Title :
Simultaneous multispeaker segmentation for automatic meeting recognition
Author :
Laskowski, Kornel ; Fugen, Christian ; Schultz, Tanja
Author_Institution :
interACT, Univ. Karlsruhe, Karlsruhe, Germany
Abstract :
Vocal activity detection is an important technology for both automatic speech recognition and automatic speech understanding. In meetings, participants typically vocalize for only a fraction of the recorded time, and standard vocal activity detection algorithms for close-talk microphones have shown to be ineffective. This is primarily due to the problem of crosstalk, in which a participant´s speech appears on other participants´ microphones, making it hard to attribute detected speech to its correct speaker.

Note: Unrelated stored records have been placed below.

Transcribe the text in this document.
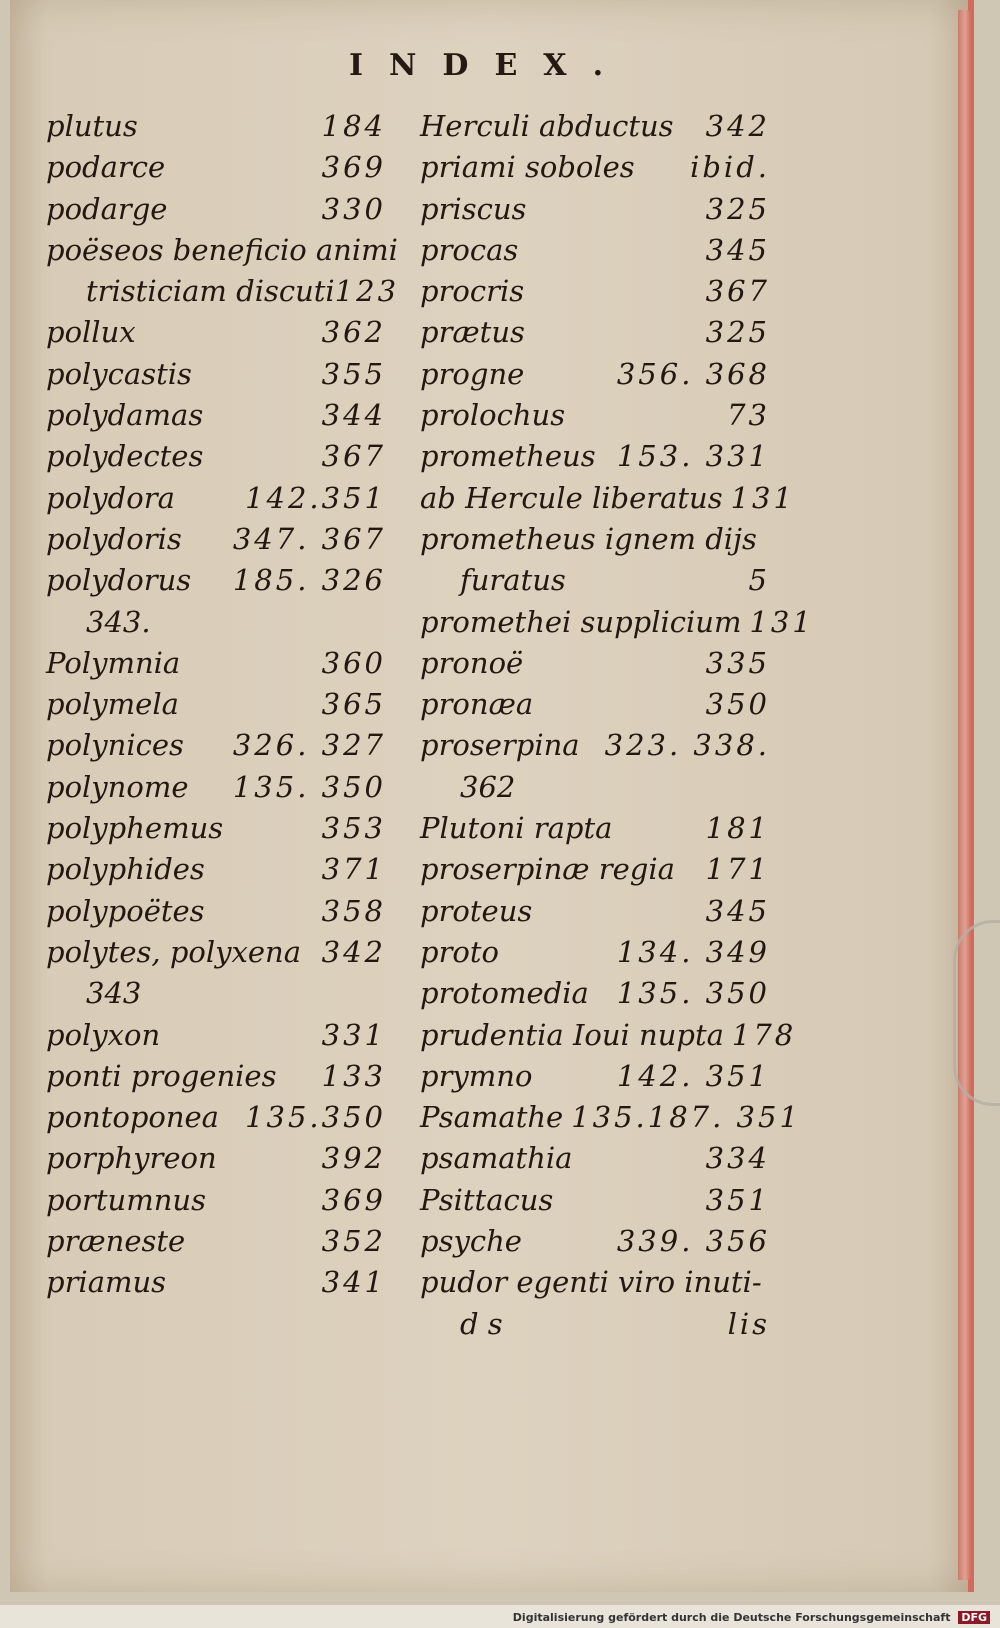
INDEX.
plutus	184
podarce	369
podarge	330
poëseos beneficio animi
tristiciam discuti 123
pollux	362
polycastis	355
polydamas	344
polydectes	367
polydora 142.351
polydoris 347. 367
polydorus 185. 326
343.
Polymnia	360
polymela	365
polynices 326. 327
polynome 135. 350
polyphemus	353
polyphides	371
polypoëtes	358
polytes, polyxena 342
343
polyxon	331
ponti progenies 133
pontoponea 135.350
porphyreon	392
portumnus	369
præneste	352
priamus	341
Herculi abductus 342
priami soboles ibid.
priscus	325
procas	345
procris	367
prætus	325
progne	356. 368
prolochus	73
prometheus 153. 331
ab Hercule liberatus 131
prometheus ignem dijs
furatus	5
promethei supplicium 131
pronoë	335
pronæa	350
proserpina 323. 338.
362
Plutoni rapta	181
proserpinæ regia 171
proteus	345
proto	134. 349
protomedia 135. 350
prudentia Ioui nupta 178
prymno	142. 351
Psamathe 135.187. 351
psamathia	334
Psittacus	351
psyche	339. 356
pudor egenti viro inuti-
d s	lis
Digitalisierung gefördert durch die Deutsche Forschungsgemeinschaft DFG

We describe an automatic multichannel segmentation system for meeting recognition, which accounts for both the observed acoustics and the inferred vocal activity states of all participants using joint multi-participant models. Our experiments show that this approach almost completely eliminates the crosstalk problem. Recent improvements to the baseline reduce the development set word error rate, achieved by a state-of-the-art multi-pass speech recognition system, by 62% relative to manual segmentation. We also observe significant performance improvements on unseen data.
Keywords :
speaker recognition; automatic meeting recognition; automatic multichannel segmentation system; automatic speech recognition; automatic speech understanding; multispeaker segmentation; vocal activity detection; word error rate; Acoustics; Crosstalk; Manuals; Microphones; Silicon; Speech; Training;
Conference_Titel :
Signal Processing Conference, 2007 15th European
Conference_Location :
Poznan
Print_ISBN :
978-839-2134-04-6